Things As They Are and Other Fantasies. Morality, Imagination and Narrative Art
Las cosas como son y otras fantasías
Anagrama Essay Prize 2020
A smart and agile book that dives into the complex relationship between morality and fiction.
Can art be morally condemnable? Or is art immune to moral judgement? Pau Luque argues that this is a false dilemma. Moral judgment is more complicated and messy than these two positions suggest.
Nick Cave's work, Nabokov's Lolita, and The Sea, the Sea by Iris Murdoch are some of the guiding threads of this book, suggesting that the most fruitful moral judgment is one that is perched atop literary imagination, not one that searches for acquittal or condemnation. At the same time—based on a comparison between the key scenes in Irréversible by Gaspar Noé and The Piano Teacher by Michael Haneke—it makes sense to talk about art that is morally indecent.
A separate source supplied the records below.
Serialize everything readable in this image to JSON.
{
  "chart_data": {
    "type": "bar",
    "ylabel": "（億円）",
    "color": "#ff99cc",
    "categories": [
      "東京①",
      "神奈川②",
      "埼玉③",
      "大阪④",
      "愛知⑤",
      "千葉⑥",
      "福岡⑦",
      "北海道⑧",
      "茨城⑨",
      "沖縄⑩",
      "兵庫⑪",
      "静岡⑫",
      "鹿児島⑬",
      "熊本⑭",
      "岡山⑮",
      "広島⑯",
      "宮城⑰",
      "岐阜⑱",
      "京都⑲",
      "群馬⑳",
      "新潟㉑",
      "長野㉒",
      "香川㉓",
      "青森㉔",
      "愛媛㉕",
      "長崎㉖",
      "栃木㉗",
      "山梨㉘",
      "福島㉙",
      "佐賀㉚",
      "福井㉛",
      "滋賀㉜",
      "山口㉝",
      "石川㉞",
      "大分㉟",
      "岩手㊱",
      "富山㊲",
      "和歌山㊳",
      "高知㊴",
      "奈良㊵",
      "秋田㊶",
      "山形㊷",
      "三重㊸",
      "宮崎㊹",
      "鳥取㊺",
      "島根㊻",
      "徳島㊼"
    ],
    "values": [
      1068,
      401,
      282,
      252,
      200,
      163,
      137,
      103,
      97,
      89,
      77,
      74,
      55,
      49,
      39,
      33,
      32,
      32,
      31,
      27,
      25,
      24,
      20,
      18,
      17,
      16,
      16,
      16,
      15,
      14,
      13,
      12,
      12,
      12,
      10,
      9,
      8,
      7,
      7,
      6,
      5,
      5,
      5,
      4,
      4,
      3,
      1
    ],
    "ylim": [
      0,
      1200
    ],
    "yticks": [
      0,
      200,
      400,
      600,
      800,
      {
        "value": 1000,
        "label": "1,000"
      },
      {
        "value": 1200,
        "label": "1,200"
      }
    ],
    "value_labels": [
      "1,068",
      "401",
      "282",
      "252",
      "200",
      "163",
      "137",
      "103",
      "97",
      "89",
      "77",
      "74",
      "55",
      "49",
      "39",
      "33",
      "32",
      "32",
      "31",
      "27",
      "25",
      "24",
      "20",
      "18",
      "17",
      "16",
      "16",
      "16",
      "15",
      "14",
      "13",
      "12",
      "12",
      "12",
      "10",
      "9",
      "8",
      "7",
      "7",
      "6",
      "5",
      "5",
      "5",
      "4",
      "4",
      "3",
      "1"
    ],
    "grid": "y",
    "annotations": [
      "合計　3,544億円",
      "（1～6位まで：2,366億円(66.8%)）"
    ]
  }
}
The difference that would mediate between imaginative narration and indecent art is the same one that would mediate between the imaginative narration of abject characters and the abject narration of imagined characters.
The essay also explores other issues related to imagination: what place should artists and the literary occupy in newspapers and magazines? Why is cultivating literary imagination a way of challenging a misogynistic cliché? How can we better understand what power means when we imagine it? In what way can the much-idolized and invoked concept of empathy hide ignoble intentions?
According to the jury:
"With this intelligent and entertaining book, Pau Luque constructs an argument in favor of imagination and a tribute to uncertainty and imperfection." —Daniel Rico
A "brilliant reflection on artistic creation and its ability to broaden our understanding of evil—and, consequently, compassion—invokes Nick Cave, Nabokov, Iris Murdoch, Felini, Shakespeare, or Cervantes..." —Joan Rimbau
Pau Luque (Barcelona,1982) is an essayist and contributes with media like El País and CTXT. He is interested in the crossing between philosophy, moral and literature. From 2014 he lives in Mexico City and is a researcher in Philosophy of Law in the Institute for Philosophy Research at the National Autonomous University of Mexico (UNAM).